Er behauptete, es sei nur, weil der Frost Tennistraining unmöglich machte.
Fuji wusste, dass es eher war, weil Tezuka empfindlich gegen die Kälte und, schlimmer noch, empfänglich für Erkältungen war.
„Das ist hochgradig unfair, Fuji."
Der hellhaarige Junge lächelte. „Du hast mir keine Wahl gelassen."
Tezuka gab sein Bestes, einen passablen strengen Blick zustande zu bringen, versagte aber kläglich, da ein markerschütternder Hustenanfall seinen Körper erbeben ließ.

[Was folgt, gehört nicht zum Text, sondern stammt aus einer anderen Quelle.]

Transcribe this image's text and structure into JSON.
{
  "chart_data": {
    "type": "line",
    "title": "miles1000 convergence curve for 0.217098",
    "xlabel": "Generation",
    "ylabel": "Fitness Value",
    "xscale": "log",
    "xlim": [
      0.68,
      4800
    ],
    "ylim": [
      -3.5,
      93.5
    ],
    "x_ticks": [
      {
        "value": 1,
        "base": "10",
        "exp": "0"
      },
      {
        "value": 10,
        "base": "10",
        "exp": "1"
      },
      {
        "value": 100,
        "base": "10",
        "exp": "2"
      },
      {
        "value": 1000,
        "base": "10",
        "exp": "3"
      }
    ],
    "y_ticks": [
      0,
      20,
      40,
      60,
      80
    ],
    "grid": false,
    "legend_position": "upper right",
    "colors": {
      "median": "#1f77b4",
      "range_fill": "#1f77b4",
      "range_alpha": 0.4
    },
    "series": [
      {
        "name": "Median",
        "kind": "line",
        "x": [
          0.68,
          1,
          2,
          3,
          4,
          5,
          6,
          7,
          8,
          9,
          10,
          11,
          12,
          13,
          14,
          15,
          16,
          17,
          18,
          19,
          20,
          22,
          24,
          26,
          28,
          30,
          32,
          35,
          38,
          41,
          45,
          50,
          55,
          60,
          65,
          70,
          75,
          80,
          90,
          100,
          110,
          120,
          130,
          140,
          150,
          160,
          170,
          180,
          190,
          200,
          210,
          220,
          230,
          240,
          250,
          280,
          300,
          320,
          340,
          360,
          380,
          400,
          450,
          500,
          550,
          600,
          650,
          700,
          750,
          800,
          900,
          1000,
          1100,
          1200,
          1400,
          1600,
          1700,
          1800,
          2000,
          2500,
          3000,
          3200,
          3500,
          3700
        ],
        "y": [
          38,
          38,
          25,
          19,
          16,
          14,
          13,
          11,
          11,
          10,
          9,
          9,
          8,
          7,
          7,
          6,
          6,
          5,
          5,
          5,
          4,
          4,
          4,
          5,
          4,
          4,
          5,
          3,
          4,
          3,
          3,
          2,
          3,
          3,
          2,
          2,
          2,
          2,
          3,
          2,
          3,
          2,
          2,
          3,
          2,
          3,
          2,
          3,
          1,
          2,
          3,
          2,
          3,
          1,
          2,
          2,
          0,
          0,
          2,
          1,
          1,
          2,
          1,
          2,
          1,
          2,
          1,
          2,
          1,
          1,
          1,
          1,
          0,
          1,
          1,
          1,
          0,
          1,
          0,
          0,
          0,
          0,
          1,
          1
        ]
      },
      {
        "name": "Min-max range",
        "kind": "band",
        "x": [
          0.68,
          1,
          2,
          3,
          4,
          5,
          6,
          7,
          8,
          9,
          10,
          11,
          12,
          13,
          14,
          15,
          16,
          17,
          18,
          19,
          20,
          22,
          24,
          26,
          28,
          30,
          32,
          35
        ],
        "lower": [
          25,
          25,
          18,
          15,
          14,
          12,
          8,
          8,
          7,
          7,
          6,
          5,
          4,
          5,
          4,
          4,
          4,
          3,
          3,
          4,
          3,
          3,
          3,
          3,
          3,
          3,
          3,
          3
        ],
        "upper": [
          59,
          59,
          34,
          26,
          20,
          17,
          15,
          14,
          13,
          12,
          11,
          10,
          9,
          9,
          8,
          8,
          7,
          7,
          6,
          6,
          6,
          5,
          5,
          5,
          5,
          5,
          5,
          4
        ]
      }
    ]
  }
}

„Ich bin nicht krank", krächzte er, nachdem der Husten nachließ.
Der Tensai warf ein, dass er außerdem ein furchtbarer Lügner sei.
Tezuka startete einen weiteren halbherzigen Versuch, aus dem Bett zu flüchten, in das man ihn zwangsweise gesteckt hatte, musste aber feststellen, dass die Bettdecke zu eng um ihn gestopft war, um ihm viel Freiraum zu lassen.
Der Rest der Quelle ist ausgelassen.